For any bill to become a law in India, it has to pass multiple layers of approvals and clearances from various ministerial offices, parliamentary houses, and president’s office after it has been proposed by a committee to any ministry. Even after all these steps are concretized any day in the future, we at CoinDCX are confident that as a community we have the wherewithal to challenge the bill and come victorious. Even if there is a remote chance, we are ready to fight it out in the Supreme Court as we did in the past. We have the systems and processes in place to handle all eventuality.
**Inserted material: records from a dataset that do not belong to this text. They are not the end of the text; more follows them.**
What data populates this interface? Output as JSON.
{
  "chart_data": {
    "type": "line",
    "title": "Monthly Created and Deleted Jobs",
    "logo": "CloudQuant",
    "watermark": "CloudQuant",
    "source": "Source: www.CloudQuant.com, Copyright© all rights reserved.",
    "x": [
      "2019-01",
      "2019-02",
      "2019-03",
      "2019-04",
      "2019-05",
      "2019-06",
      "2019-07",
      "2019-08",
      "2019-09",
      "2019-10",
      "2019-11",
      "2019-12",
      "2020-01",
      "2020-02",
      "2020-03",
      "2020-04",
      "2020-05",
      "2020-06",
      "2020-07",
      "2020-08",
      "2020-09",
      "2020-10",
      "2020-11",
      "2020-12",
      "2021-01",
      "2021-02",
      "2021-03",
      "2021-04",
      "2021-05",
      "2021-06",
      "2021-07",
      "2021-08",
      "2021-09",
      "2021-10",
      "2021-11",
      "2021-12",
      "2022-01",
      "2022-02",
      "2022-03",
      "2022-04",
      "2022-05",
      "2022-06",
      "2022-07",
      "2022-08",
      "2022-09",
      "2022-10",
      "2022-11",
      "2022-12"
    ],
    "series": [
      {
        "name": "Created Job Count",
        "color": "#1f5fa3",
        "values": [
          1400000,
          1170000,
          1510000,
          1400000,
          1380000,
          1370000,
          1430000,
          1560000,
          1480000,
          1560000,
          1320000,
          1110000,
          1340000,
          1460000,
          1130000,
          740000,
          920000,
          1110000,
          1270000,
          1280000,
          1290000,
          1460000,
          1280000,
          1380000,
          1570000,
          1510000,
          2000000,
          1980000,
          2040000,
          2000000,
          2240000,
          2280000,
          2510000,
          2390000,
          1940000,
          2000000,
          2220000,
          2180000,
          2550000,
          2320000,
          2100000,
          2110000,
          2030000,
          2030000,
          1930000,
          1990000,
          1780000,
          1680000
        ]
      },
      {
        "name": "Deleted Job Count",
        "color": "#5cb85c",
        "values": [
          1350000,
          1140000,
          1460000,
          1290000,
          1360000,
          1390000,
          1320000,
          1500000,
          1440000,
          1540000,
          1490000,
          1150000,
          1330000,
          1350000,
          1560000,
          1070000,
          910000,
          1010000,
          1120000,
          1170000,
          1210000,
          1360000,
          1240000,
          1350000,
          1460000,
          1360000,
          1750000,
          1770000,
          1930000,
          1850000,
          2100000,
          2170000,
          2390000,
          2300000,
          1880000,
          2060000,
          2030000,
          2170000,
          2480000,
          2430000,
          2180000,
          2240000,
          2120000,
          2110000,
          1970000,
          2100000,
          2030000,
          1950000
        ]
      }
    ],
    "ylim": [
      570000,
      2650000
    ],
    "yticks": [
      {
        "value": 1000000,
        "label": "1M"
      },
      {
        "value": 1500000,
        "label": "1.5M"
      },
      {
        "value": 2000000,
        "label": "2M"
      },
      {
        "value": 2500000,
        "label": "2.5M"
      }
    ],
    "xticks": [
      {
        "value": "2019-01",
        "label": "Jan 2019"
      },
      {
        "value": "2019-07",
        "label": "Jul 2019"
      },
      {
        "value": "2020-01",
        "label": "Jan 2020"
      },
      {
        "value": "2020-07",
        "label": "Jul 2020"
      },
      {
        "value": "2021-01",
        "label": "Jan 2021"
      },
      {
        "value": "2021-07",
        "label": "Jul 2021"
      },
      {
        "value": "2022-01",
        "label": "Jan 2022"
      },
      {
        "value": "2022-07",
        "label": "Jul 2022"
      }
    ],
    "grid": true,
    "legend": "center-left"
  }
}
CoinDCX has witnessed exponential growth in its numbers – both traders and trading volumes since the Supreme Court quashed the banking ban in March this year imposed by RBI. CoinDCX has launched India’s biggest crypto adoption program – the #TryCrypto initiative with a vision of onboarding 50 million Indians to the crypto industry. We are confident in progressing further in this vision as we achieved the first milestone back in April 2020. CoinDCX’s growth despite the Covid-19 situation is keeping us on a global map. CoinDCX is the only Indian cryptocurrency exchange in top exchange rankings in Coinmarketcap. We assure you that we will be continuing to take steps in the right direction and increasing our share in the $250 Billion global crypto market.
With this, we would also like to state that if there are any discussions commencing with the regulatory and legislative bodies regarding cryptocurrencies, we see this as a positive sign. We see this as a legitimate activity in our dream of strong crypto regulations and only productive discussions on cryptos will lay down the foundations of strong crypto regulations in India.
The Crypto industry is among the fewest industries in India that are hiring extensively today and receiving foreign investments from globally renowned investors. The industry is witnessing one of the best booming eras and is able to contribute its growth in India’s numbers during stringent lockdown periods. We are moving with an unshakeable belief that the progress of the crypto industry in India is going to be a significant contributor in India’s vision of bringing a digital revolution within its boundaries and create an Atmnribhar Bharat, keeping India in the forefront by producing best innovations in the field of global finance and technology.